In the thrilling news category, this rates second only to the December announceme­nt that the Pfizer vaccine had received emergency approval — a clear sign that we would eventually crawl out of the hellhole that COVID-19 dug for us. And like the rollout of vaccines, the demise of skinny jeans signals a release from a certain self-imposed confinemen­t.

Of course, I understand (and agree) that the importance and impact of these two momentous events are vastly different. Neverthele­ss, breaking the bonds of any kind of captivity is certainly worth a celebrator­y moment.

I also want to acknowledg­e the many women who still believe skinnies are the perfect pants for tunics or boots, whether in classical denim or in animal print. They are, they are. But me, I’ve long thought them uncomforta­ble, all that shimmying and shoving my bottom into stretchy fabric. I may be tall and thin, have been most of my life apart from the Botticelli roundness of pregnancy, but wearing skinny jeans made me feel like a sausage. The fabric pinched here, squeezed there, and compressed pretty much everywhere. I owned a skinny jean many moons ago — one of my many fashion faux pas — but donated it to a devotee within the year. I didn’t shed a single tear.

I like to think age has given me, and others, the wisdom to dance to a separate fashion beat. Yet, we owe a hearty thanks to a much, much younger demographi­c for the skinnies’ banishment. The TikToking, social mediasavvy Generation Z has been credited for pushing uncomforta­ble clothing to the background. Yes, they’re all in for c.o.m.f.o.r.t.

As in loose-fitting jeans. Wide leg. Flared. With a little skoosh of space around the hips. Or what some used to deprecate as “mom jeans.”

Now Hollywood stars such as Sarah Jessica Parker have been photograph­ed wearing baggy jeans. Others have stepped out in kick-flare styles, rolled-up hems, and “vintage-inspired, high-waisted straight-leg” denims. My heart practicall­y sings at the images.

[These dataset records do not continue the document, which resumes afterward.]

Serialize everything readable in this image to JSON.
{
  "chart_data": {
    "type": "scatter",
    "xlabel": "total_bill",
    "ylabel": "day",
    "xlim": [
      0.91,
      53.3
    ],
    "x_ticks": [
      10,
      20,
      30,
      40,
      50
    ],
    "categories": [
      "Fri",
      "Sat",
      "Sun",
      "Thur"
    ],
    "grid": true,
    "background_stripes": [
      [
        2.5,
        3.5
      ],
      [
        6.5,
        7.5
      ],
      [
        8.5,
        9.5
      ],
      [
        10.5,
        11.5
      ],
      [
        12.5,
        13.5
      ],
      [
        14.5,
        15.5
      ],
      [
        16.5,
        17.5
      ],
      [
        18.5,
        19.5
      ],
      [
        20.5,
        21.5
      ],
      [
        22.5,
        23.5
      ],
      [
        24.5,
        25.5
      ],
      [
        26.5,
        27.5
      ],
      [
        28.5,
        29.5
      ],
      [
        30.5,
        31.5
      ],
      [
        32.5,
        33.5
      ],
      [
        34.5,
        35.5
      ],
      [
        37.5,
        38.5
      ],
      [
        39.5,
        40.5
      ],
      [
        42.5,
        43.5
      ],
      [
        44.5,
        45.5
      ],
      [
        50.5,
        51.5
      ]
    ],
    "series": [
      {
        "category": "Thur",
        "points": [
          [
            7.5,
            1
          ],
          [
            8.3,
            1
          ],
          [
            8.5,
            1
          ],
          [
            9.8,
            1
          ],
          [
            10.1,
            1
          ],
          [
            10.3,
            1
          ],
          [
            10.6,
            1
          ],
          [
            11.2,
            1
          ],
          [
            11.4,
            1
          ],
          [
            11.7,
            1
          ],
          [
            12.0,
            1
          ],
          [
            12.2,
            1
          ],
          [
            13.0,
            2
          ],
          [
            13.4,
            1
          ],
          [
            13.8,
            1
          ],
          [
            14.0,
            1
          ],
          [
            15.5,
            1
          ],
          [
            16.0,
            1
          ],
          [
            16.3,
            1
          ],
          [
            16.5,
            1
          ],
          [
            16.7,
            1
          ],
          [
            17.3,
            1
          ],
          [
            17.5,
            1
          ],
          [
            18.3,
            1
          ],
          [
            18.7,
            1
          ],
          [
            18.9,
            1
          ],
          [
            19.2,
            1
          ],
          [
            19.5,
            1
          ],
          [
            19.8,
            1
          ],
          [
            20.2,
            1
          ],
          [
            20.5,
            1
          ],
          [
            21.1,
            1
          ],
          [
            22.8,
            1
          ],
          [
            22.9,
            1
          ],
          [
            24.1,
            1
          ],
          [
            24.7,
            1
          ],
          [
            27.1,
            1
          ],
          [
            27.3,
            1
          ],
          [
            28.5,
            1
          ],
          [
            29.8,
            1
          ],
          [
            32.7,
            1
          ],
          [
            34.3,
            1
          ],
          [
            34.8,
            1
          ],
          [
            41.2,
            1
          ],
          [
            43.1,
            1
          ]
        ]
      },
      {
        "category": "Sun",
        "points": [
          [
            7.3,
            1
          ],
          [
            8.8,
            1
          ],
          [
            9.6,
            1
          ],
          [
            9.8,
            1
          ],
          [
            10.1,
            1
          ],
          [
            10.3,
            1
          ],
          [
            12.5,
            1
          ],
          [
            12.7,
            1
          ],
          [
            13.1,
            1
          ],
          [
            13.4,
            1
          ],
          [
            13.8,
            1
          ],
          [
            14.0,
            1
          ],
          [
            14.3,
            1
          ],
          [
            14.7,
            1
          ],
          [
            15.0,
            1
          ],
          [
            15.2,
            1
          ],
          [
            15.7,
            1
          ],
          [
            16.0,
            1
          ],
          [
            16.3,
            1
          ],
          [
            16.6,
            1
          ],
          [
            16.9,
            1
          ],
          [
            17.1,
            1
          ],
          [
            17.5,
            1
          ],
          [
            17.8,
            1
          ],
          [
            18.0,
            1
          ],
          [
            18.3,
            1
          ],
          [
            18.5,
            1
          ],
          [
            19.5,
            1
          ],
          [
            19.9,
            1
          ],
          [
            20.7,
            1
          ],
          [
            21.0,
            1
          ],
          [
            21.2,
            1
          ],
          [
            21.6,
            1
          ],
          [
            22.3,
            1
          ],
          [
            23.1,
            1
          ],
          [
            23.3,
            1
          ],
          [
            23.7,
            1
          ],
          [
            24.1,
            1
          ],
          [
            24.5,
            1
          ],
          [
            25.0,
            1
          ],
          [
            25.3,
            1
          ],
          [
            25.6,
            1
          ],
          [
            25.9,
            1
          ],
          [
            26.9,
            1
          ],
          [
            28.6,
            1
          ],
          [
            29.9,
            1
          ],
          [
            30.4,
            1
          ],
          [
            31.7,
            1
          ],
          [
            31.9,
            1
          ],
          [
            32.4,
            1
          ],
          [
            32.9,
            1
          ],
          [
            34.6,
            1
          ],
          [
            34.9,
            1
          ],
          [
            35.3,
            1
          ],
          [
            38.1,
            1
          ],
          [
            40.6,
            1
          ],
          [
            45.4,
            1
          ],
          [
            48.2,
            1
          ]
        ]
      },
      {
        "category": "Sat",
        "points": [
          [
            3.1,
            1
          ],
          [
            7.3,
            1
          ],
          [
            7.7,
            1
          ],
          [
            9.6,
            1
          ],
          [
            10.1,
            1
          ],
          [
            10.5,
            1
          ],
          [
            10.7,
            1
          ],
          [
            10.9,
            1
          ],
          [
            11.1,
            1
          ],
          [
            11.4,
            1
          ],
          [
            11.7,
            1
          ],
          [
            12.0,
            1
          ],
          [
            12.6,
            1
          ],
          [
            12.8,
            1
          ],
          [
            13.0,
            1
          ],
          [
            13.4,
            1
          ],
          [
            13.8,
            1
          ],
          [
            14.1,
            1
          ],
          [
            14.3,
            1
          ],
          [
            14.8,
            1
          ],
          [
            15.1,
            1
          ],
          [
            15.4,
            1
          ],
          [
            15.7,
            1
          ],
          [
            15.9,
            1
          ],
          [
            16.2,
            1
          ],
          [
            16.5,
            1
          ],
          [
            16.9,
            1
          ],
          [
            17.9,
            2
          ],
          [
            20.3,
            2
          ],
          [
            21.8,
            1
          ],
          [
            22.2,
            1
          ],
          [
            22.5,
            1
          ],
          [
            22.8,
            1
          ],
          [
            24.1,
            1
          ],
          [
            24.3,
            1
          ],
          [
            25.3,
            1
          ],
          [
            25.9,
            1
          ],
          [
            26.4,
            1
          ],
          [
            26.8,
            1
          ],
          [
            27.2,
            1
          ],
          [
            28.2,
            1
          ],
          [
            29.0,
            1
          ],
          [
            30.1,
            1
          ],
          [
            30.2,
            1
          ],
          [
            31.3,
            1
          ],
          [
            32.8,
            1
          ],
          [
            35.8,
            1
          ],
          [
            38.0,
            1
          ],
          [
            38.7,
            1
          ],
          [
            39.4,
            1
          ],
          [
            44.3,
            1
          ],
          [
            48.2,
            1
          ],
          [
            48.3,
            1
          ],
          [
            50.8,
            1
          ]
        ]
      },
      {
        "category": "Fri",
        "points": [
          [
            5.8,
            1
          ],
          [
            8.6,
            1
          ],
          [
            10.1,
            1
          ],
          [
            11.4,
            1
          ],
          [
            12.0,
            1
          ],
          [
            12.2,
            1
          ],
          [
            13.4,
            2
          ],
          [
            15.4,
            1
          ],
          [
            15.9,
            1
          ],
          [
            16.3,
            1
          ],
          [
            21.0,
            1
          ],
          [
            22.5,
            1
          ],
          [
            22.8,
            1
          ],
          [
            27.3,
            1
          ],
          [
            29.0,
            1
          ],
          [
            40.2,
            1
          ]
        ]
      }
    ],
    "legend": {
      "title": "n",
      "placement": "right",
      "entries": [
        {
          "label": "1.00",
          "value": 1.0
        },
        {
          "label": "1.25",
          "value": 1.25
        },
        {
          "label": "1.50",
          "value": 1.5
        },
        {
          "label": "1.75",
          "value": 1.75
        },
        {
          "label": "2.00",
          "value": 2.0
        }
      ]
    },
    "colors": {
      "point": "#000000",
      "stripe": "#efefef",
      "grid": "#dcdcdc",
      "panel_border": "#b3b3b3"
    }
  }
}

I should, however, offer a disclaimer. I’m not a maven of style even on my best days, and no one with a sense of flair should take advice from me. I keep all my clothes for years and still own a well-worn but sturdy pair of Levi’s that pre-dates my children. I plan to move this antique to the front of the closet rack.

Surely fitting into a collectabl­e is an accomplish­ment worthy of inclusion in my future obituary.